Regierung verlautbarte im März, man habe Corona besiegt
Die Zahl der Todesfälle erhöhte sich um 3417 auf 218.959. Nur die USA und Brasilien weisen mehr auf. Experten befürchten aber bei Infektionen und Todesfällen eine hohe Dunkelziffer. Dabei hatte Indien mit seinen 1,3 Milliarden Menschen die erste Welle der Pandemie im Vorjahr „ziemlich gut“ überstanden, so Wallensteiner im Gespräch mit der APA. Seit September des Vorjahres mit - im weltweiten Vergleich wenigen, aber bei wenigen Testungen - 90.000 Infizierten sei die Zahl der Betroffenen auf 11.000 pro Tag zurückgegangen. Heuer im März habe die Regierung schließlich verlautbart, Corona sozusagen besiegt zu haben.
„Da war die Hoffnung so groß.“ Niemand habe sich einfach auch vorstellen wollen, was passiert in einem solchen Land, wo nur wenige Möglichkeiten haben sich zu isolieren, nicht im Homeoffice arbeiten können, „zu sechst, zu acht zu zehnt nur einen Raum zur Verfügung haben“. Während in Europa vielerorts harter Lockdown herrschte und die Intensivstationen drohten, an ihr Limit zu geraten, seien in Indien Hochzeiten gefeiert worden, die Menschen seien normal ihrer Arbeit nachgegangen, „und aus Indien hörte ich: ,No problem!‘ Und ich sehe auf den Bildern keine Masken mehr, keinen Abstand mehr“, sagt Eva Wallensteiner, die auch für die Katholische Frauenbewegung tätig ist. Zugleich hätten alle gewusst, das vergleichsweise wenig getestet wird und die Zahlen mit Vorsicht zu genießen waren. „Es war eine schlafende Gefahr.“
Nur lockere Maßnahmen, Massenfeste, wenig Impfungen
Es war laut der 52-Jährigen ein „Gemisch“ aus pandemischen und menschengemachten Faktoren, das zu der dramatischen und tödlichen Eskalation der vergangenen paar Wochen geführt hat. Sie nennt religiöse Feste mit Massenandrang, die nicht abgesagt wurden, die Mutationen, Regionalwahlen, die in fünf Unionsstaaten, die mit Versammlungen einhergingen, nur lockere und von vielen nur schwer einzuhaltende Anti-Covid-Maßnahmen, eine verschlafene Impfkampagne.

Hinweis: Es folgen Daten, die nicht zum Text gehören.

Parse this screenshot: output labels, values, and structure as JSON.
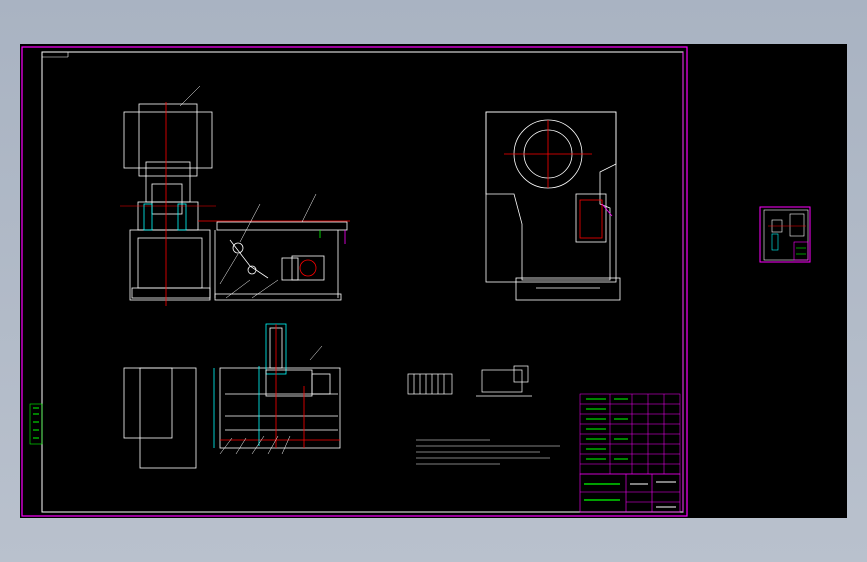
{
  "viewport": {
    "background": "#000000",
    "app_background": "#b0bac8"
  },
  "colors": {
    "frame": "#ff00ff",
    "outline": "#ffffff",
    "centerline": "#ff0000",
    "dimension": "#00ffff",
    "annotation": "#00ff00",
    "hidden": "#0000ff",
    "part": "#ffff00"
  },
  "sheet": {
    "title_block_cells": [
      "",
      "",
      "",
      "",
      ""
    ],
    "note_lines": 3
  }
}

Dahinter stehe ein Narrativ vom Krisen-gewöhnten und -erprobten Indien, von Indien als „Apotheke der Welt“, das mit Blick auf Impfstoffe und Medikamente gut aufgestellt ist, von der Widerstandsfähigkeit der Inder, von ihrem Sieg über Pest und Polio durch die Durchimpfung in den letzten zwei Jahrzehnten, von einer vermeintlich bereits erreichten Herdenimmunität, von einer jungen Bevölkerung mit eher milden Krankheitsverläufen, von einem für die Ausbreitung des Coronavirus ungünstigem Klima. „Die Hoffnung war nicht ganz unbegründet, aber sie war trügerisch. Die Menschen sind unvorsichtig geworden.“
Nicht alle Faktoren für die Eskalation seien jedoch hausgemacht, betont Wallensteiner. Laut Experten sei zwar die wertvolle Zeit zwischen der ersten und jetzigen zweiten Welle für eine groß angelegte Impfaktion ungenutzt verstrichen und es seien keine zusätzlichen Pharma-Produktionsstätten errichtet worden. Andererseits sei auch Indien auf Pharma-Rohstoffe aus anderen Ländern angewiesen, die nicht geliefert wurden. Indien habe auch viele antivirale Medikamente exportiert, die nun im eigenen Land fehlen. So werden nun Arzneimittel aus den USA „rückimportiert“. Auch Test-Kits sind Mangelware in der „Apotheke der Welt“.
Die Reichen „suchen das Weite“
Drei Bekannte in Indien hat Eva Wallensteiner in den vergangenen Wochen durch Covid-19 verloren. Die Krisenmaschinerie der Regierung sei angesprungen. Unterdessen horteten jene, die daran kommen, Sauerstoff bei sich zu Hause, für den Fall, dass sie selbst erkranken. Und immer mehr indische Millionäre und Milliardäre kaufen sich Aufenthaltstitel im Ausland und „suchen das Weite“.